Paramount agrees Warner Bros Discovery takeover

The deal could see Paramount+ and HBO Max combined under a single streaming platform

Lyndsey Burton
Lyndsey Burton - Founder & Managing Director, Choose

Paramount has agreed a takeover of Warner Bros Discovery in a deal valued at around $111 billion, subject to regulatory approval.

Plans have already been outlined to combine Paramount+ and HBO Max into a single streaming service, although the HBO brand would remain independent.

The deal is expected to close by Q3 2026, with both platforms continuing to operate separately in the meantime.

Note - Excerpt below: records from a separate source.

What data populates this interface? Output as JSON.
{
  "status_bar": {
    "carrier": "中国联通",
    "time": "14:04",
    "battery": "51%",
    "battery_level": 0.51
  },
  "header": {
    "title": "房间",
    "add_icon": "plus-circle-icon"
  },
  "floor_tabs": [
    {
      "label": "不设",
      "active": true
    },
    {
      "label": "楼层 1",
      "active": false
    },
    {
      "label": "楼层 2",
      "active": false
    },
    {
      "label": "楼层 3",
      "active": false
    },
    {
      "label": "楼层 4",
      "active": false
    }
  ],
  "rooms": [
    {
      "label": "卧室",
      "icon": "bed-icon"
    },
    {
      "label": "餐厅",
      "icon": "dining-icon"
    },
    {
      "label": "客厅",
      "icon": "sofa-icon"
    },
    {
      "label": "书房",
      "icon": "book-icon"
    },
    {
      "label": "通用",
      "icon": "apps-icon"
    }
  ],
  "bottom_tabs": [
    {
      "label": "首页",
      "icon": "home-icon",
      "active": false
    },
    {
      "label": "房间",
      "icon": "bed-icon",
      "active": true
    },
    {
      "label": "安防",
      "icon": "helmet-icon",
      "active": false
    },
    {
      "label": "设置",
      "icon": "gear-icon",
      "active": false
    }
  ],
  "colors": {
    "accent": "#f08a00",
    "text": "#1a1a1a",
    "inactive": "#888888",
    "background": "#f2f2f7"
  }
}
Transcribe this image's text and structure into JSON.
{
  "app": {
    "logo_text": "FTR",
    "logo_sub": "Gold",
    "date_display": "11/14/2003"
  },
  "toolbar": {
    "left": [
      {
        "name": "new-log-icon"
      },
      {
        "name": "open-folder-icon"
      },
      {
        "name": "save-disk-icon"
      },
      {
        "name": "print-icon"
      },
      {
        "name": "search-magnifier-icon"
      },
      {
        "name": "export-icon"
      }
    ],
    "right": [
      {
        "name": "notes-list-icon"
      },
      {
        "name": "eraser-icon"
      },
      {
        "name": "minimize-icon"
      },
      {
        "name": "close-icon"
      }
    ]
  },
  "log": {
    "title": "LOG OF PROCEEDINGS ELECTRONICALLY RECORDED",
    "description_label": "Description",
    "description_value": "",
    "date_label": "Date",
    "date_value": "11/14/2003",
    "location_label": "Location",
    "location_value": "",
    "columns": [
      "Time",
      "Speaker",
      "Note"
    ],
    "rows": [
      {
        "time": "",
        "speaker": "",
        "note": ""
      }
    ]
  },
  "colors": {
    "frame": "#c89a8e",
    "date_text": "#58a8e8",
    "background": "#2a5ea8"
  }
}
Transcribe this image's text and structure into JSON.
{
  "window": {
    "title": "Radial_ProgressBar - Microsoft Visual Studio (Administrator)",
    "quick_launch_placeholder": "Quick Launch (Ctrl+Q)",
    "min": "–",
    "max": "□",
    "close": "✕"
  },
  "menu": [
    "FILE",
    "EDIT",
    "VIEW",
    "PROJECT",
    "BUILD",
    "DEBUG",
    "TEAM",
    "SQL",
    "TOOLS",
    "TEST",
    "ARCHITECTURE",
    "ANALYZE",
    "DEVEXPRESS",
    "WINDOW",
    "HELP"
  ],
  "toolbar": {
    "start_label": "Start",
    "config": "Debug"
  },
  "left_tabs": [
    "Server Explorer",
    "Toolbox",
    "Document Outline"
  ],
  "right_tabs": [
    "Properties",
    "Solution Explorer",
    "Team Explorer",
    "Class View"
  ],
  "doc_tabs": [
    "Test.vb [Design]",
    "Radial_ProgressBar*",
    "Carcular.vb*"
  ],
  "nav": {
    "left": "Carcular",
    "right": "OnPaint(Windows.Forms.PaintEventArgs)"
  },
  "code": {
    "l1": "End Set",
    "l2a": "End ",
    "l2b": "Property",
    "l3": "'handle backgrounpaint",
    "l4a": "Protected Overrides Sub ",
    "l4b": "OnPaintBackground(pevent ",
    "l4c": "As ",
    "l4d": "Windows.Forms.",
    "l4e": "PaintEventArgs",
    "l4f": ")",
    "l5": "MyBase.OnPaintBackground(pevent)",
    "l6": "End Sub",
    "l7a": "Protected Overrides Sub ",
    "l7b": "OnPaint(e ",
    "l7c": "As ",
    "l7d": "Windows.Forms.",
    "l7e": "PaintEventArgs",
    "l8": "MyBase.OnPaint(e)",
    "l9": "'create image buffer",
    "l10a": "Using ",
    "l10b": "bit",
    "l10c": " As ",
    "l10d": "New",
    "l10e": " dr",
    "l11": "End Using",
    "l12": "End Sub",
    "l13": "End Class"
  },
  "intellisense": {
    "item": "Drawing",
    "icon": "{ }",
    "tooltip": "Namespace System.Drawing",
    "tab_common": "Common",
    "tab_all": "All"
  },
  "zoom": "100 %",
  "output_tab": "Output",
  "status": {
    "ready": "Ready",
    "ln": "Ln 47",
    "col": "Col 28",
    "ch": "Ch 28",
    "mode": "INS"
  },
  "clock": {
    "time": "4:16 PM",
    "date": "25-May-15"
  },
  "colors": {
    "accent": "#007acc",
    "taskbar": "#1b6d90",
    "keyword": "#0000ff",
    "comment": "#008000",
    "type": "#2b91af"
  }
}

streaming platform content tiers illustration
Illustration: Choose.co.uk

$111 billion takeover deal

Paramount has agreed to acquire Warner Bros Discovery (WBD) in a deal valued at around $111 billion.

If completed, the takeover would place HBO, CNN, Warner Bros film studios, DC Comics, Discovery, and TNT Sports under the same ownership as Paramount Pictures, the Paramount+ streaming service, and television networks including CBS, Nickelodeon, and MTV.

The agreement follows a competitive process in which Netflix had previously agreed a deal at $27.75 per share, valuing the transaction at around $82-83 billion.

Paramount challenged aspects of that agreement in court before submitting a higher $31-per-share bid, which WBD's board judged superior. Netflix declined to match it and withdrew, receiving a $2.8 billion break fee from WBD in the process.

Subject to shareholder and regulatory approval, the deal is expected to close by 30 September 2026. Under the terms agreed, WBD shareholders will receive a $0.25 per share ticking fee for each quarter the deal remains open beyond that date.

Paramount+ joins HBO Max

Paramount CEO David Ellison has already outlined plans to combine Paramount+ and HBO Max into a single streaming service if the acquisition completes.

For UK viewers, the timing is notable. HBO Max is due to launch in the UK on 26 March - just weeks after the takeover was announced - and Sky Atlantic is arriving on Virgin Media for the first time in April. Both were agreed before the merger and neither is affected by it - so for now, where you watch HBO content isn't changing.

Ellison has said the combined HBO Max and Paramount+ platforms have over 200 million subscribers across more than 100 countries, though the two services reported 78.9 million and 131.6 million respectively at the end of 2024, suggesting the headline figure may include some overlap. In comparison, Netflix surpassed 325 million paid subscribers at the end of 2025.

Ellison has also indicated that while the two apps would likely merge, content produced under the HBO banner would continue to carry the HBO name - so shows like The Last of Us or The White Lotus would still be HBO productions. A combined platform would also bring together Paramount's film catalogue and franchises alongside TNT Sports, which is already in the process of moving from discovery+ to HBO Max for UK subscribers.

For now, both Paramount+ and HBO Max will continue to operate as normal until the deal closes.

The bigger the platform, the more it starts to look like pay TV

The Paramount takeover of Warner Bros Discovery is the latest sign that streaming is consolidating into a small number of very large platforms - and for consumers, that cuts both ways.

Fewer services means less juggling, fewer passwords and potentially simpler billing. But as platforms absorb more content, subscribers increasingly end up paying for vast catalogues they will never fully use - which is precisely the complaint that drove many people away from traditional pay TV in the first place.

When HBO Max launched in the UK, I noted that its tiered content model - placing newer films behind higher-priced plans - looked less like a pricing experiment and more like an early sign of where streaming was heading. A merger that combines HBO, Paramount Pictures, Warner Bros films, DC and TNT Sports under a single platform makes that pattern harder to ignore.

The result is a familiar dynamic. Instead of paying for content you don't want, you pay more to unlock the specific content you do. The decision shifts from choosing which service to subscribe to, to choosing which tier gives you access to the shows you actually came for.

The deeper irony is that streaming set out to disrupt pay TV by offering simplicity and value. The more it consolidates, the more it resembles the thing it replaced - a large package, most of which you'll never watch, with the best content sitting just one upgrade away.